Sunday, November 29, 2015

Personal Target

Kembali lagi ke pembahasan mengenai riset PhD.

Alhamdulillah gw tahu dan sadar kesalahan gw. Mungkin sadarnya bertahap demi bertahap karena proses ya. Gw kembali menyambungkan apa yang gw mengerti sama apa yang pembimbing gw pernah katakan. ya, alhamdulillah gw merasa memiliki memori yang kuat, memori akan momen-momen dan termasuk ketika bimbingan juga.

Gw sekarang tahu kalau memang 'jalan cerita' (ini istilah dari pembimbing gw) atau background dari riset gw masih kurang. Memang, karakter dari setiap riset memang akan berbeda. Di sini gw masih menambal sulam hal-hal seperti latar belakang, alasan kenapa, dan bagaimana. Itu semua yang sekarang lagi gw kerjain.

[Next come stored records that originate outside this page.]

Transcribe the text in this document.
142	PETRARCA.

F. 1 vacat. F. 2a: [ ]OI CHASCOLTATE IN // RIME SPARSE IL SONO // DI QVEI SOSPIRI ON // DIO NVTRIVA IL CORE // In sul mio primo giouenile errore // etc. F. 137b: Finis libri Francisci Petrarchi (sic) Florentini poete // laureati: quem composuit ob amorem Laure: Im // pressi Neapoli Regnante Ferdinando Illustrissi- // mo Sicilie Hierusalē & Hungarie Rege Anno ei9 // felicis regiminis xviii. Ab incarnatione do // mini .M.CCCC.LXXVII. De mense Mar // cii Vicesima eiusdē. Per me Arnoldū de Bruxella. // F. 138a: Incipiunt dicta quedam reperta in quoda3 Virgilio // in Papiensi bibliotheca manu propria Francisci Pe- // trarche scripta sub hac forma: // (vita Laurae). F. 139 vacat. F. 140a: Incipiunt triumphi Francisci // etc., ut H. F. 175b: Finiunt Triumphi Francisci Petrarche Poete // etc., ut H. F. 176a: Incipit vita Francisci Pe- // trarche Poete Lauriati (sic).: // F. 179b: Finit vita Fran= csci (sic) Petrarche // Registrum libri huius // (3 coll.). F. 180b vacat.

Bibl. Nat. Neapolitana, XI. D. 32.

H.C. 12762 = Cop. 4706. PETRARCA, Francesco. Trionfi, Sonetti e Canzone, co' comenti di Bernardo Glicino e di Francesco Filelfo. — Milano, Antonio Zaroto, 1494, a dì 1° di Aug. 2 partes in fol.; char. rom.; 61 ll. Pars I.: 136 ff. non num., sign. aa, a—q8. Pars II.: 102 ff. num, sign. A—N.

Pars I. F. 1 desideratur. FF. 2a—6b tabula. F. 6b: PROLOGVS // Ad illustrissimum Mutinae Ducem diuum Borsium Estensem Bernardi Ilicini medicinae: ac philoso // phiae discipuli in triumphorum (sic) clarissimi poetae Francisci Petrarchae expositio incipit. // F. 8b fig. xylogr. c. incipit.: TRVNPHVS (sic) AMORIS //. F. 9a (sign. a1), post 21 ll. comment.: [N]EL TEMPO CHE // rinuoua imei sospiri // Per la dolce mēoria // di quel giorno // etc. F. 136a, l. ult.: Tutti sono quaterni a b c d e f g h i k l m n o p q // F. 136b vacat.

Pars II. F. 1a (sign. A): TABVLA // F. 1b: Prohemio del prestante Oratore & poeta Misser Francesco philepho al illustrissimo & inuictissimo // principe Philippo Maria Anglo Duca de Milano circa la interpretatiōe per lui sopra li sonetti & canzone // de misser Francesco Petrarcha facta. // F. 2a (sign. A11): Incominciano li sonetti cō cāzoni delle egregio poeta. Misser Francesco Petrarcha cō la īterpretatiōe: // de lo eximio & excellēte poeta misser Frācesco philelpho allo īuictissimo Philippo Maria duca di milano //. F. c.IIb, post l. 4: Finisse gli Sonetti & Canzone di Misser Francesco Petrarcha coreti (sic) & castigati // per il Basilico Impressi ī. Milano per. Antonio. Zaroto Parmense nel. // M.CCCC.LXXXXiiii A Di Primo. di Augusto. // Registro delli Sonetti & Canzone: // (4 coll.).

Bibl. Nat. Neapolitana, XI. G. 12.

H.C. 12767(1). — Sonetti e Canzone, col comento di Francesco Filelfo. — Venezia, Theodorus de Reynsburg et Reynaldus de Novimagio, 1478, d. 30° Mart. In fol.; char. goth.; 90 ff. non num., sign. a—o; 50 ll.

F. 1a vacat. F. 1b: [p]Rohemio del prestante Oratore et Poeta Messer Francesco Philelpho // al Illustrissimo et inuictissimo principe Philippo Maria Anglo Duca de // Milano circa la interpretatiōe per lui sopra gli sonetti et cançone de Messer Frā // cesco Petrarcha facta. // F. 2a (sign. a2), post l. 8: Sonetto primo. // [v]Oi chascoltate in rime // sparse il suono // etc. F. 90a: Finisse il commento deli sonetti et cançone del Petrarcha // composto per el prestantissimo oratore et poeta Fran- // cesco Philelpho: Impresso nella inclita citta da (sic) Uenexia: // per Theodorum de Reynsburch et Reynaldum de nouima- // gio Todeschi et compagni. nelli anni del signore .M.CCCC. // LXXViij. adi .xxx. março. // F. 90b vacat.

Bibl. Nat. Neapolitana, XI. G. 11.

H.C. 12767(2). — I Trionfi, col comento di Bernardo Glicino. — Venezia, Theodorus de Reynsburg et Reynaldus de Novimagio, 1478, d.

Bener atau gak nya? ya tergantung dari pendapat dan keyakinan pribadi gw. Karena riset itu begitu, yang dinilai adalah rasionalisasi dari pilihan dan justifikasi logis dari pikiran kita sendiri. Alhasil nanti kalau setelah PhD, logikasisasi dari pikiran kita bisa bertumbuh dan semua tindakan, keputusan dan cara berpikir kita akan lebih sistematis dan terpola dengan baik. Wallahu alam, itu menurut pendapat gw.

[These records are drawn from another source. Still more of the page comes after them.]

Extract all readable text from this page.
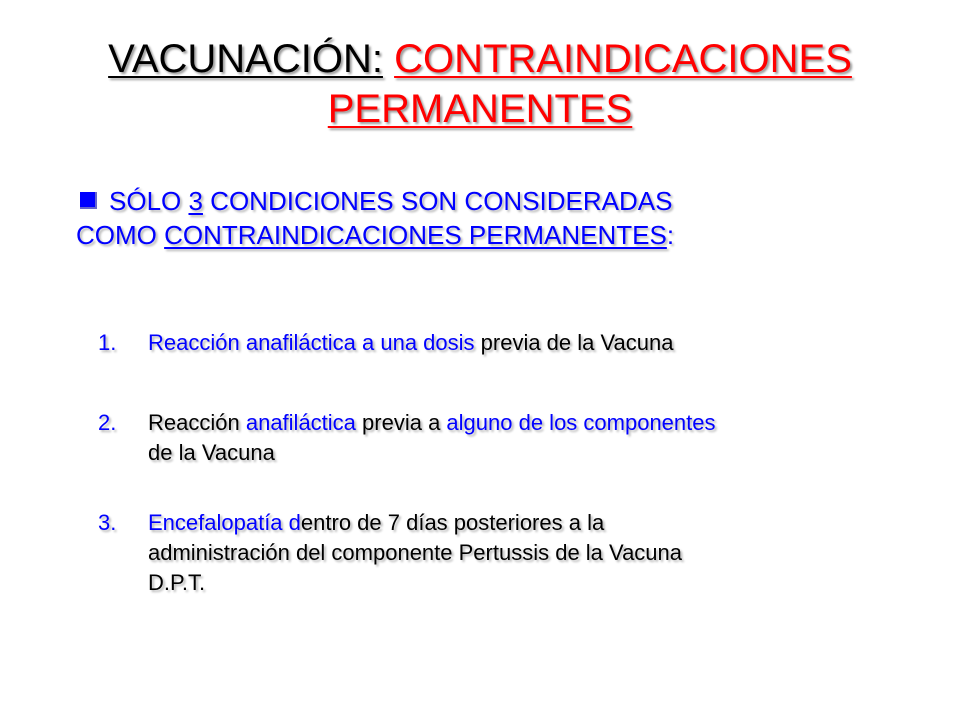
VACUNACIÓN: CONTRAINDICACIONES
PERMANENTES
SÓLO 3 CONDICIONES SON CONSIDERADAS
COMO CONTRAINDICACIONES PERMANENTES:
1.	Reacción anafiláctica a una dosis previa de la Vacuna
2.	Reacción anafiláctica previa a alguno de los componentes
de la Vacuna
3.	Encefalopatía dentro de 7 días posteriores a la
administración del componente Pertussis de la Vacuna
D.P.T.
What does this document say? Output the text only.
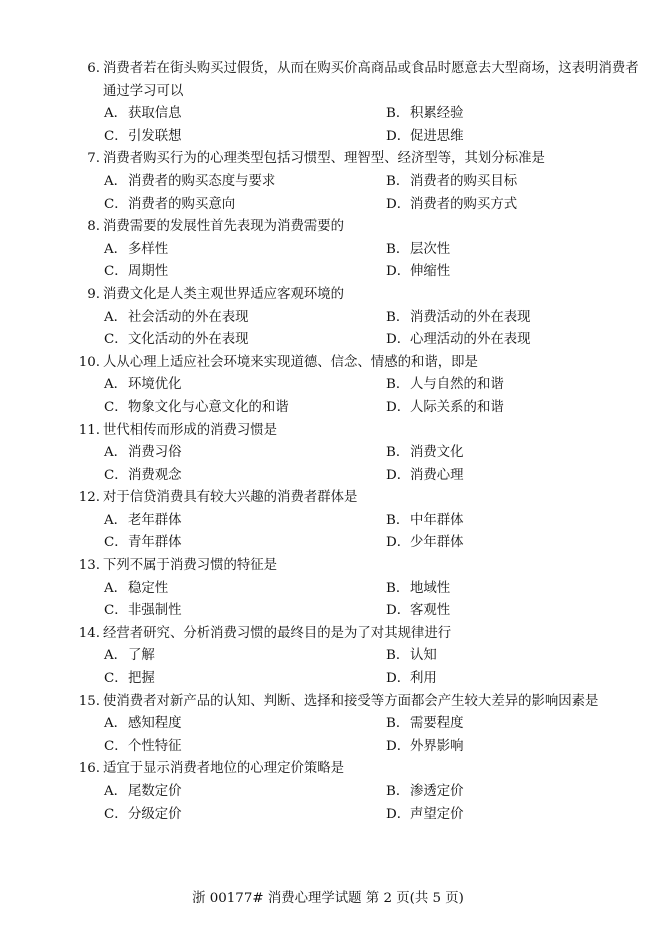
6. 消费者若在街头购买过假货，从而在购买价高商品或食品时愿意去大型商场，这表明消费者通过学习可以
A． 获取信息	B． 积累经验
C． 引发联想	D． 促进思维
7. 消费者购买行为的心理类型包括习惯型、理智型、经济型等，其划分标准是
A． 消费者的购买态度与要求	B． 消费者的购买目标
C． 消费者的购买意向	D． 消费者的购买方式
8. 消费需要的发展性首先表现为消费需要的
A． 多样性	B． 层次性
C． 周期性	D． 伸缩性
9. 消费文化是人类主观世界适应客观环境的
A． 社会活动的外在表现	B． 消费活动的外在表现
C． 文化活动的外在表现	D． 心理活动的外在表现
10. 人从心理上适应社会环境来实现道德、信念、情感的和谐，即是
A． 环境优化	B． 人与自然的和谐
C． 物象文化与心意文化的和谐	D． 人际关系的和谐
11. 世代相传而形成的消费习惯是
A． 消费习俗	B． 消费文化
C． 消费观念	D． 消费心理
12. 对于信贷消费具有较大兴趣的消费者群体是
A． 老年群体	B． 中年群体
C． 青年群体	D． 少年群体
13. 下列不属于消费习惯的特征是
A． 稳定性	B． 地域性
C． 非强制性	D． 客观性
14. 经营者研究、分析消费习惯的最终目的是为了对其规律进行
A． 了解	B． 认知
C． 把握	D． 利用
15. 使消费者对新产品的认知、判断、选择和接受等方面都会产生较大差异的影响因素是
A． 感知程度	B． 需要程度
C． 个性特征	D． 外界影响
16. 适宜于显示消费者地位的心理定价策略是
A． 尾数定价	B． 渗透定价
C． 分级定价	D． 声望定价
浙 00177# 消费心理学试题 第 2 页(共 5 页)
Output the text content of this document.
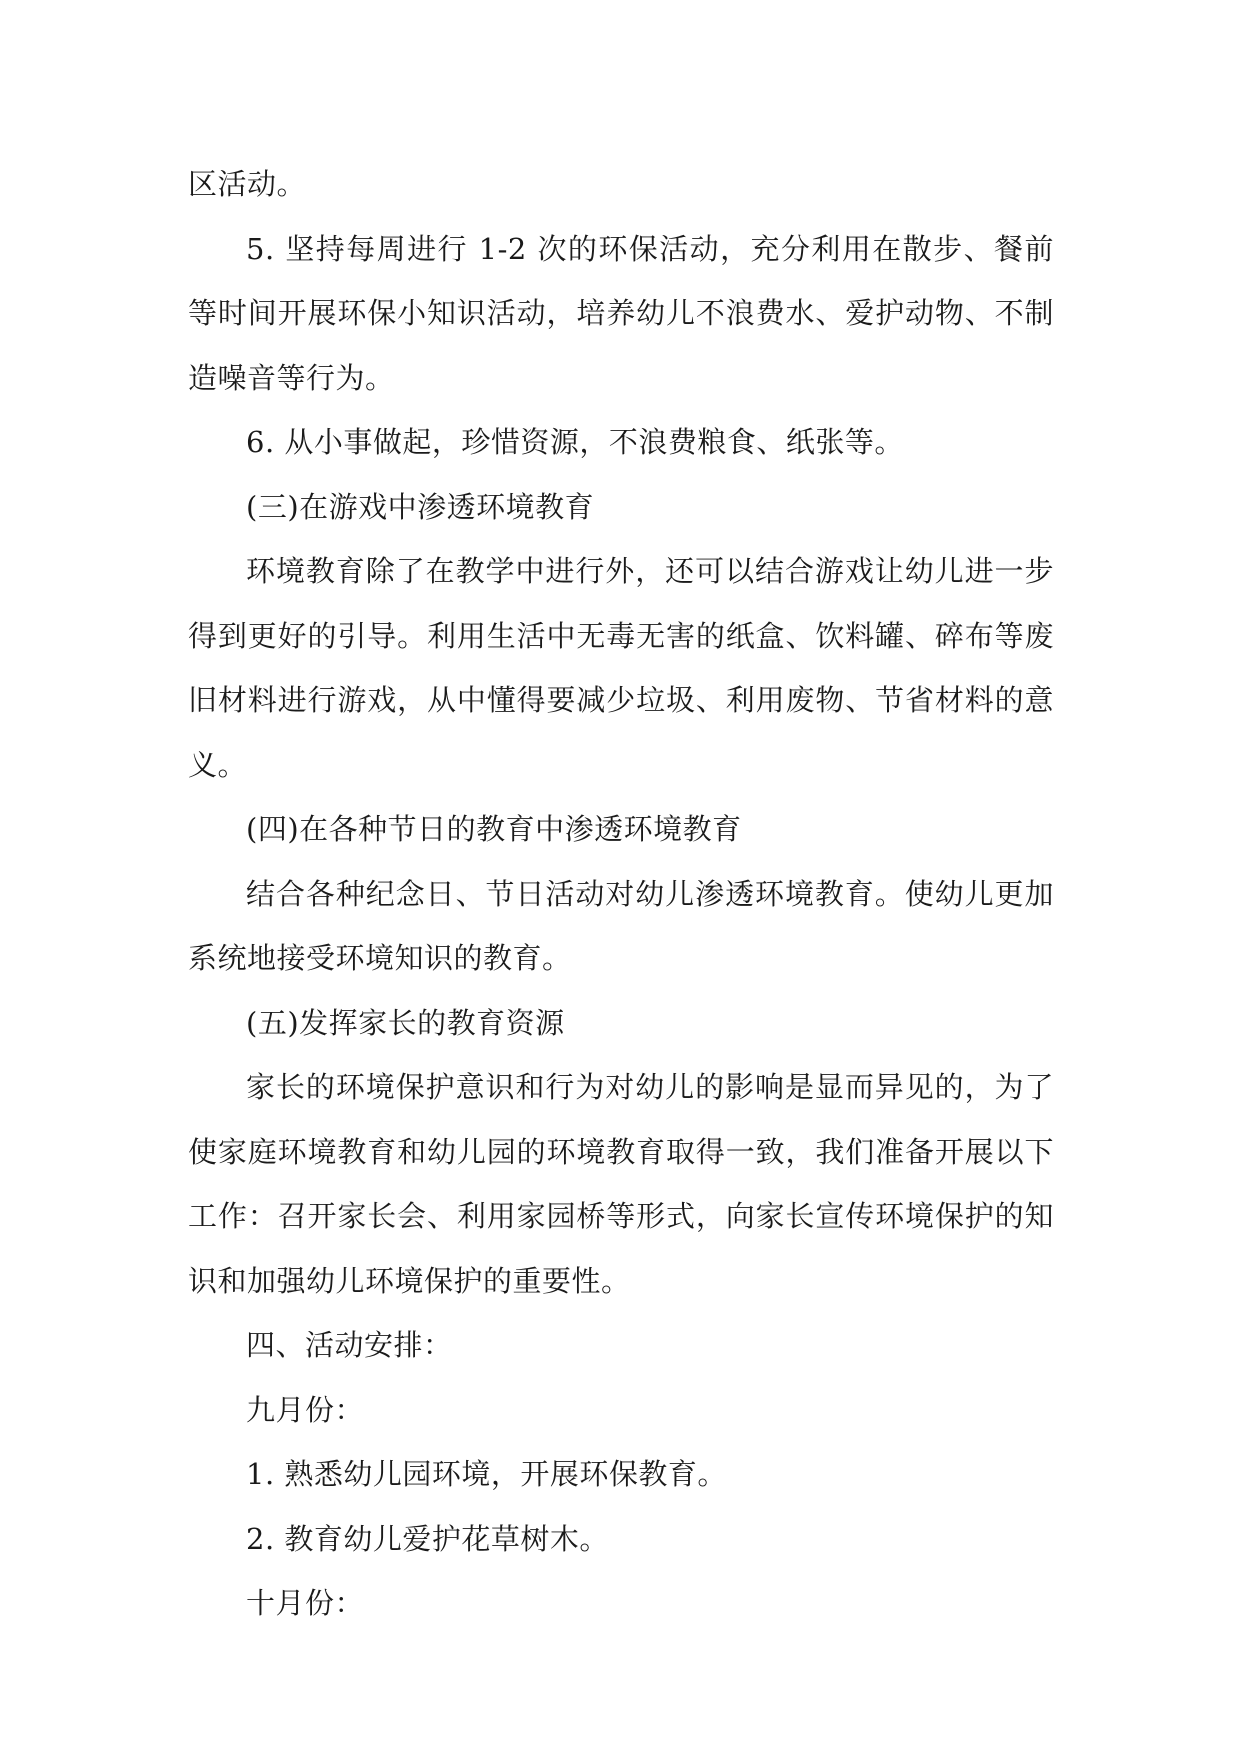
区活动。

5. 坚持每周进行 1-2 次的环保活动，充分利用在散步、餐前等时间开展环保小知识活动，培养幼儿不浪费水、爱护动物、不制造噪音等行为。

6. 从小事做起，珍惜资源，不浪费粮食、纸张等。

(三)在游戏中渗透环境教育

环境教育除了在教学中进行外，还可以结合游戏让幼儿进一步得到更好的引导。利用生活中无毒无害的纸盒、饮料罐、碎布等废旧材料进行游戏，从中懂得要减少垃圾、利用废物、节省材料的意义。

(四)在各种节日的教育中渗透环境教育

结合各种纪念日、节日活动对幼儿渗透环境教育。使幼儿更加系统地接受环境知识的教育。

(五)发挥家长的教育资源

家长的环境保护意识和行为对幼儿的影响是显而异见的，为了使家庭环境教育和幼儿园的环境教育取得一致，我们准备开展以下工作：召开家长会、利用家园桥等形式，向家长宣传环境保护的知识和加强幼儿环境保护的重要性。

四、活动安排：

九月份：

1. 熟悉幼儿园环境，开展环保教育。

2. 教育幼儿爱护花草树木。

十月份：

Sampai akhirnya alhamdulillah gw menemukan 'lubang besar' di pondasi gw ini. untuk menyambungkan semuanya menjadi sebuah benang merah itu yang gw rasa butuh waktu. Dan memang bagi riset gw, gw butuh waktu yang lebih banyak. Jadi gw mohon doanya dan dukungannya. Semoga gw bisa menghubungkan beberapa titik-titik ini menjadi kontribusi ke benang merah yang solid. Amiin

Jadi inget kata Atun, 'connecting the dots' :)
Share:

Kultur Kompetitif - Sebuah bentuk kebutuhan untuk dihormati?

Kita berdua barusan aja ngobrol sambil lucu-lucuan, ketawa sama sikap aneh-aneh dari temen-temen kita.

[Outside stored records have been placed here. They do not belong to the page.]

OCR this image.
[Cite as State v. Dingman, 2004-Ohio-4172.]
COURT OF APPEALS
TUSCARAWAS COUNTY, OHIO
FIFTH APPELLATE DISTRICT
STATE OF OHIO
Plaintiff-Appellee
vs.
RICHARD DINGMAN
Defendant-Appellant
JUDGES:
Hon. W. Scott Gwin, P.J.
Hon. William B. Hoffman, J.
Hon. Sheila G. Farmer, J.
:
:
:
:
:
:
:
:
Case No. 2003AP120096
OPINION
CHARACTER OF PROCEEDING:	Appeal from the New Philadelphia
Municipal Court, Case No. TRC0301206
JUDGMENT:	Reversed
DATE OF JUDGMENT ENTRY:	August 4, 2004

Ada hal yang menarik mengenai kompetitif. Sudah pernah gw bahas mengenai kultur kompetitif yang sudah terbentuk sejak kecil di Indonesia. Dimulai dari umur 5-6, pertama kali kita sudah masuk SD, sudah masuk ke sebuah dunia penuh kompetisi.

Kompetisi ini ada bagus dan buruknya, semua wajar. yang gw sayangkan adalah kompetisi ini cenderung menjadi kompetisi di satu parameter, sebagai contoh kalau di sekolah ya rangking, atau pas kuliah IP. Tapi memang belum ada parameter baku yang baik untuk bisa menilai performansi seseorang di pendidikan, ya cuman satu parameter itu saja. Baik atau buruknya, wallahu alam, karena gw juga salah satu yang mengalami hal itu. Rangking juga gak bagus-bagus amat, IP juga pas-pasan juga. Bukan ini pembelaan, tapi memang waktu itu gw belum tahu pentingnya parameter ini.

Hal ini juga yang bikin gw penasaran dan ada keinginan untuk nyekolahin anak gw di negara-negara yang diranking sistem pendidikan ada di lima besar, antara New Zealand atau Finland. Semoga bisa pindah ke salah satu negara itu, tujuannya untuk perkembangan dan pertumbuhan pendidikan Arka. In shaa Allah, aaamiin.

Yang sekarang menjadi bahan candaan istri dan gw, mungkin gw juga pernah mengalami ya; yaitu kompetisi di semua bidang kehidupan. Di kehidupan bertetangga, bekerja atau berteman, kompetisi ini gak bisa dielakkan. Mungkin karena ya budaya kompetisi yang sudah mendarah daging kali ya. Kalau dulu IPK mungkin, sekarang mungkin jabatan? pekerjaan? gaji? biaya hidup? harta?, You name it. Sampai semuanya bisa dikompetisikan dan menjadikan salah satu/dua/tiga/empat hal tersebut jadi parameter 'kebahagiaan' atau 'kehebatan' atau 'kesuksesan'. Mungkin gw sendiri masih berpikir ke arah materi kadangkala. Tapi kalau disadari lagi kayaknya gak pantes juga gw bilang itu sebagai sebuah parameter kebahagiaan atau kesuksesan bagi gw.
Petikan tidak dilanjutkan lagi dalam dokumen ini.